Legitimate Companies Who Market by E-Mail - Food For Thought

I’ve just gone through a boatload of “pseudo”-spam. Pseudo-spam is what I call legitimate e-mail that, when using a vanilla installation of Spamassassin, is marked as spam solely through the e-mail creator’s carelessness, thoughtlessness, whatever adjective you want to use (I refrained from using stupidity although I desperately wanted to). This morning, 25% of the number of e-mails that were classified as spam were actually legitimate. After analyzing the Spamassassin rules that were triggered, many rules were needlessly fired. Had the creator taken the time to format the html properly, many of the rules wouldn’t have been triggered.

Just to be clear, I’m talking about all those newsletters that stores like Macy’s, Banana Republic, Nordstrom’s, etc., and airlines like Southwest and American Airlines and services like Verizon and ATT and your electric company send out that the user signed up for. Big companies. Legitimate e-mail. You signed up for it.

I assume that the main reason a legitimate company sends a marketing e-mail is to get information out to the customers/potential customers. Not running it through a vanilla installation of Spamassassin before you press the send button is shooting yourself in the foot. Not running it through an HTML validator is shooting yourself in the other foot.

1. Less is more - The more html you’ve got in an e-mail the more chance you have of a mistake. And the more chance you have of it being marked as spam. From a business perspective, so many of the legitimate marketing e-mails are chock full of content. So much so that they distract you rather than focus you on the one or two important points. Streamline your e-mails.

2. Use an html validator if you insist on using html e-mail. I hate looking at garbled stuff.
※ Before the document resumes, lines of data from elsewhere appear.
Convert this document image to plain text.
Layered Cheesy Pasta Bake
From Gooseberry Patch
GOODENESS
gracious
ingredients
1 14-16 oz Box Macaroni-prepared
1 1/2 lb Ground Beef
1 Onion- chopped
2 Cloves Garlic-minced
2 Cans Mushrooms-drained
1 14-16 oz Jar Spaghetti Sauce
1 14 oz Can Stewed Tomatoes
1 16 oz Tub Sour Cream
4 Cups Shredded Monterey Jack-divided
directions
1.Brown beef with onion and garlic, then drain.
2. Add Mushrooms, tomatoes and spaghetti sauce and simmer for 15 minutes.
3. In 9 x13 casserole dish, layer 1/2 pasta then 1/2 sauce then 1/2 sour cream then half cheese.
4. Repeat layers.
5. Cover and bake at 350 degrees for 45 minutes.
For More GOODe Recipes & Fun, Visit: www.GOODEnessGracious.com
3. Remove the comments from the html. Make your e-mail’s size smaller. Use less bandwidth. Let me use less bandwidth. On a recent e-mail from a popular store, 15% of the content was comments that the html coder had inserted into the file that the user would never see.

4. If you have to put one of those “If you can’t see this e-mail click here to view this email in your browser” messages in your e-mail, you probably shouldn’t send it out.

As I tweak my Spamassassin configuration, it will be interesting to see what happens with the marketing e-mails.